I am trying to move Sql server table to Hive using Spark Program. The table in SqlServer is around 100GB.
Hence, it's taking lots of time(around 2 hours) for the table to be created in Hive.
Is there any way wherein we can compress the data while/before fetching the table from SQL Server and decompress once it reaches hive? That way, complete 100GB need not be transferred. Only the compressed data (probably 30-40GB) would be transferred and may be the job will run faster.?
Thanks in Advance.
As far as I know, you will not be able to compress "on-wire" with MS SQL.
This will not directly answer your question, but there might few track to investigate:
- Use SQOOP with incremental ingestion. I manage to ingest 600GB in <20min (be careful with the number of threads, Sqoop can be very hard on the SQL Server). Sqoop can wirte straight to Hive
- Assuming this is a bulk, you can try to BCP the data to (SQL) disk, compress the BCP, transmit to HDFS before de-compress & ingestion.
Hi @Sagar Morakhia,
Dump the data as-is and don't perform any operations on that using sqoop(SequenceFiles using unique field separators) using split-by and maximum mappers you can allocate - this brings the data into multiple files as quick as you can.
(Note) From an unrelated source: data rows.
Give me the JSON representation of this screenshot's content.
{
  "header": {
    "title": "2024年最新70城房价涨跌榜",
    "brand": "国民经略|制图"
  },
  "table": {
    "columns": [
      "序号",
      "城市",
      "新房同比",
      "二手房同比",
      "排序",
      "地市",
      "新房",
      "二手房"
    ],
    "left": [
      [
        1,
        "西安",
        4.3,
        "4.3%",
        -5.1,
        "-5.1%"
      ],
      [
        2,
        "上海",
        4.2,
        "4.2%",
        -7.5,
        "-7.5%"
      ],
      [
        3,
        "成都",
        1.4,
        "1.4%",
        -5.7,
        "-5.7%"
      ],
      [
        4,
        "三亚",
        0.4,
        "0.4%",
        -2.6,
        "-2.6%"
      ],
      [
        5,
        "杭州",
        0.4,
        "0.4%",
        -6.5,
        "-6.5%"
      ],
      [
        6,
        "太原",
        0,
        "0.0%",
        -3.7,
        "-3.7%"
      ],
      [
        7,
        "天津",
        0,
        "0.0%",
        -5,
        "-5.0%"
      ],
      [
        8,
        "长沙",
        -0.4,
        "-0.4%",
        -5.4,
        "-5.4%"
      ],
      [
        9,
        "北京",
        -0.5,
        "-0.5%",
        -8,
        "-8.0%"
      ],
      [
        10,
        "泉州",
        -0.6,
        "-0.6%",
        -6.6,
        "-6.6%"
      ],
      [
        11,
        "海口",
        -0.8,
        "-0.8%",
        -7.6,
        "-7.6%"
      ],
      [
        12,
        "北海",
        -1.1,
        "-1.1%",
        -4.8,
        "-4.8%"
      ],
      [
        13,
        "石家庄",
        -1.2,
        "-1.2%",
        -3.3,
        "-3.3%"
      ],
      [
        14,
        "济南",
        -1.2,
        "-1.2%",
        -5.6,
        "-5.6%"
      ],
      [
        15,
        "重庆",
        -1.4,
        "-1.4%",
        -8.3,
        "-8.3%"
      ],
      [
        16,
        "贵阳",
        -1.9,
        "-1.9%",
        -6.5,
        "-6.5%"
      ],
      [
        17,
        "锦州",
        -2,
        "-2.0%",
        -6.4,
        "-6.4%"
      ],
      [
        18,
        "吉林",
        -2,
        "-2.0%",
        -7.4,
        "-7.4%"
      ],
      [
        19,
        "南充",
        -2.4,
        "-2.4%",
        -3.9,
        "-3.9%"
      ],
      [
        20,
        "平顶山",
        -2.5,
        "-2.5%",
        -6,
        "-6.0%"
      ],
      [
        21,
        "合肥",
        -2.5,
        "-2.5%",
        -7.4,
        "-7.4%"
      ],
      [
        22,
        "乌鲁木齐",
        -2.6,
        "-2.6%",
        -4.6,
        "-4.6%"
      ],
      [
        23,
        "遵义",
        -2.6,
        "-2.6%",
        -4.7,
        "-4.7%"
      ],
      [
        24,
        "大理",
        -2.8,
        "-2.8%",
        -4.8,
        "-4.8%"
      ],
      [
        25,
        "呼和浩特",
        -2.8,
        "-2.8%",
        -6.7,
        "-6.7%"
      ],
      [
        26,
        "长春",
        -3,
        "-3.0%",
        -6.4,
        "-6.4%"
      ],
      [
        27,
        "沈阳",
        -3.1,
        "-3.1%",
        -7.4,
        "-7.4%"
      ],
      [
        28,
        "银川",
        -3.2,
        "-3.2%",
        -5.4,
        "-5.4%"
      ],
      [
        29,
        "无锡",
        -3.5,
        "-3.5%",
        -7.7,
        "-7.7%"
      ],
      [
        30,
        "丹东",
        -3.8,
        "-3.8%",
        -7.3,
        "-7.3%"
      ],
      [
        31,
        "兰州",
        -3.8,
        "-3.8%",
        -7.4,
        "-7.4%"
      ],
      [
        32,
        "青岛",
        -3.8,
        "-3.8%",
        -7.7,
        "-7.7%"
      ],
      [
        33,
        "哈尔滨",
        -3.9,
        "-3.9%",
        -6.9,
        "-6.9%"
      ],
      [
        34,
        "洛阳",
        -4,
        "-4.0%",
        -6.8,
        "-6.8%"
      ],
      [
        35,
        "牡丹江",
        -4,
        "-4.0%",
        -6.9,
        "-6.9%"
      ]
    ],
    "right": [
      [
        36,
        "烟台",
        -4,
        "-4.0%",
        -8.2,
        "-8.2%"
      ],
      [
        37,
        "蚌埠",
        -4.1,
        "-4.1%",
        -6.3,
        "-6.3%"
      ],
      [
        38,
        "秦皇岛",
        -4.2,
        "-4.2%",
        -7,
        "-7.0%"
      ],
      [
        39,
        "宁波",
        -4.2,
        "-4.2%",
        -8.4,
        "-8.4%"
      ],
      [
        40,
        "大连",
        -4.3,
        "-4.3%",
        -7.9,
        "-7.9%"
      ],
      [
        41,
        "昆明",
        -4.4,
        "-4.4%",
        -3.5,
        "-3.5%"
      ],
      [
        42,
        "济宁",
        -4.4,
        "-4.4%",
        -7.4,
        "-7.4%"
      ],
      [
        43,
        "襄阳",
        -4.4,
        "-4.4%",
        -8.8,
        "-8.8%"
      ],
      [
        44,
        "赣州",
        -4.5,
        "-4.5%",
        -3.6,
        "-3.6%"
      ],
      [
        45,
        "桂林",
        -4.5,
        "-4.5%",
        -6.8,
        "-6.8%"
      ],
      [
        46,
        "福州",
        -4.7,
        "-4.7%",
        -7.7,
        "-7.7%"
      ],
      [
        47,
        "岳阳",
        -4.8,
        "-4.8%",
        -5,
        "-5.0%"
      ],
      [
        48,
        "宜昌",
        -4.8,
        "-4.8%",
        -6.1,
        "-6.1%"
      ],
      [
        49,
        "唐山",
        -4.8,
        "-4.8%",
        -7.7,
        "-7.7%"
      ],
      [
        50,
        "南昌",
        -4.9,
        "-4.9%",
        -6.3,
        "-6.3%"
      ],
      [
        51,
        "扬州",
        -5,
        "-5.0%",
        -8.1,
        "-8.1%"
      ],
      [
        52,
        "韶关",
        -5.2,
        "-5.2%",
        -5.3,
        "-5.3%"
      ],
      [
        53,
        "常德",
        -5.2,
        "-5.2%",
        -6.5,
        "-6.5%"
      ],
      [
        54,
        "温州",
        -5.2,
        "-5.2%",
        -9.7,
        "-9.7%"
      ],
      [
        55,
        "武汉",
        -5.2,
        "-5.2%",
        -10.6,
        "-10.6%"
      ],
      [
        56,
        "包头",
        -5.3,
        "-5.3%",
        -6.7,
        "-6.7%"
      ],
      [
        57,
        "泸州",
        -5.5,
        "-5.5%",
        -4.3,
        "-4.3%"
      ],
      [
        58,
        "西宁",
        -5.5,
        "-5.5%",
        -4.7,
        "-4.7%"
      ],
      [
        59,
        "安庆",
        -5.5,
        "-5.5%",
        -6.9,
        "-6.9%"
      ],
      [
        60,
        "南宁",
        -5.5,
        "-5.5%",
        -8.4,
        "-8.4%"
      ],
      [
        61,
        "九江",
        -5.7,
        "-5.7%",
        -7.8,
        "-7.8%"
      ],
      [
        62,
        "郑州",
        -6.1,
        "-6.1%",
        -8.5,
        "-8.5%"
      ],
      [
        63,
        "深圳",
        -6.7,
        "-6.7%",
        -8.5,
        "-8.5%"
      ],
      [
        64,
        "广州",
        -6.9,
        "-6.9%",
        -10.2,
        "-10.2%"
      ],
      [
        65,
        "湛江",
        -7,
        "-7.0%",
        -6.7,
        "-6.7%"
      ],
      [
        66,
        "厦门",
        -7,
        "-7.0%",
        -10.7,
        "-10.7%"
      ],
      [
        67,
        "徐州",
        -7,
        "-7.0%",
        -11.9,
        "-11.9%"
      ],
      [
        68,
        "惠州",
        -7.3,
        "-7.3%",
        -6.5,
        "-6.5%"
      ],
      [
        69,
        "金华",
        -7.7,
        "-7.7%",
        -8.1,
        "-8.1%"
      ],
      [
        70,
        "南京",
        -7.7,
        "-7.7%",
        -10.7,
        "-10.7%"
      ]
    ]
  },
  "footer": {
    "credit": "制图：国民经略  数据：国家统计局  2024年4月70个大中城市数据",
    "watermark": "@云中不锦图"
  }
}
Create an external table built on top this SequenceFile directory and insert into target format you wanted.
for such 100GB volumes you may need to arrange the sam amount of RAM and any skew will cause some spark failures and retries thats slow down the performance.
On the side note,
Presto also well suited for large volumes of data transfers as thats designed to work on distributed cluster specifically for RDBMS.